El doctor Elvis Florentino, pediatra gastroenterólogo y conferencista invitado, destacó que la microbiota intestinal es considerada hoy un “nuevo órgano” por su influencia en el sistema inmunológico, metabólico y neurológico. “El intestino es el segundo cerebro, y mantener una microbiota sana es esencial para la salud integral de los pequeños pacientes”, afirmó.

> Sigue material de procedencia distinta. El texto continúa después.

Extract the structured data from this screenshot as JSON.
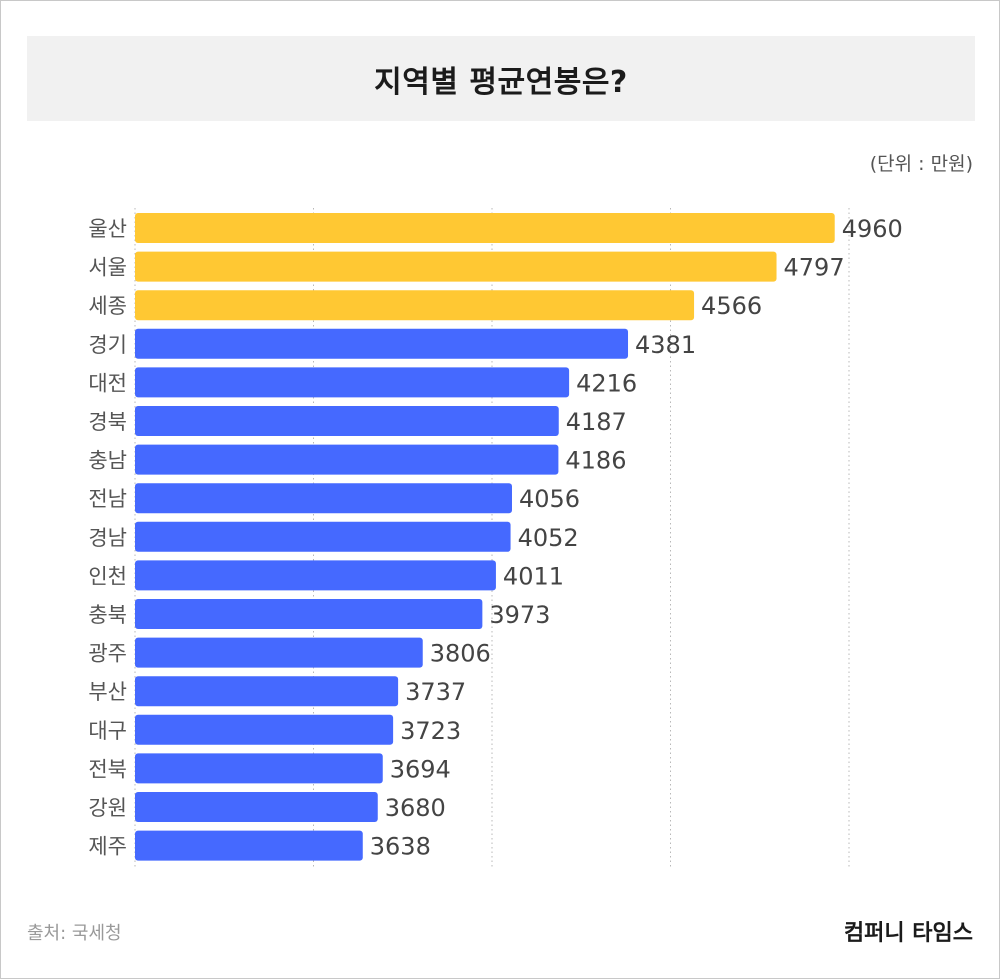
{
  "title": "지역별 평균연봉은?",
  "unit_note": "(단위 : 만원)",
  "source": "출처: 국세청",
  "brand": "컴퍼니 타임스",
  "colors": {
    "highlight": "#FFC833",
    "base": "#4569FF",
    "grid": "#b8b8b8"
  },
  "chart_data": {
    "type": "bar",
    "orientation": "horizontal",
    "title": "지역별 평균연봉은?",
    "xlabel": "",
    "ylabel": "",
    "grid": true,
    "xlim": [
      3000,
      5000
    ],
    "categories": [
      "울산",
      "서울",
      "세종",
      "경기",
      "대전",
      "경북",
      "충남",
      "전남",
      "경남",
      "인천",
      "충북",
      "광주",
      "부산",
      "대구",
      "전북",
      "강원",
      "제주"
    ],
    "values": [
      4960,
      4797,
      4566,
      4381,
      4216,
      4187,
      4186,
      4056,
      4052,
      4011,
      3973,
      3806,
      3737,
      3723,
      3694,
      3680,
      3638
    ],
    "highlighted": [
      "울산",
      "서울",
      "세종"
    ]
  }
}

Florentino recordó que la microbiota está conformada por millones de bacterias, virus, levaduras y otros microorganismos que varían a lo largo de la vida. Estudios como el publicado en Nature Reviews (2017) señalan que el cuerpo humano contiene hasta diez veces más células microbianas que humanas, lo que resalta la necesidad de mantener su equilibrio.
Lactancia y probióticos
El especialista subrayó la importancia de la lactancia materna como mecanismo de defensa intestinal e inmunológica, ya que aporta más del 30% de las bacterias que conforman la microbiota del bebé.
En los casos en que se requiera complementar la alimentación, el uso de probióticos puede prevenir o tratar cólicos, estreñimiento funcional, diarrea asociada a antibióticos, infecciones respiratorias y alergias alimentarias. “Los probióticos son microorganismos vivos que, administrados en la forma y dosis adecuadas, modifican la microbiota y confieren beneficios al organismo”, puntualizó Florentino.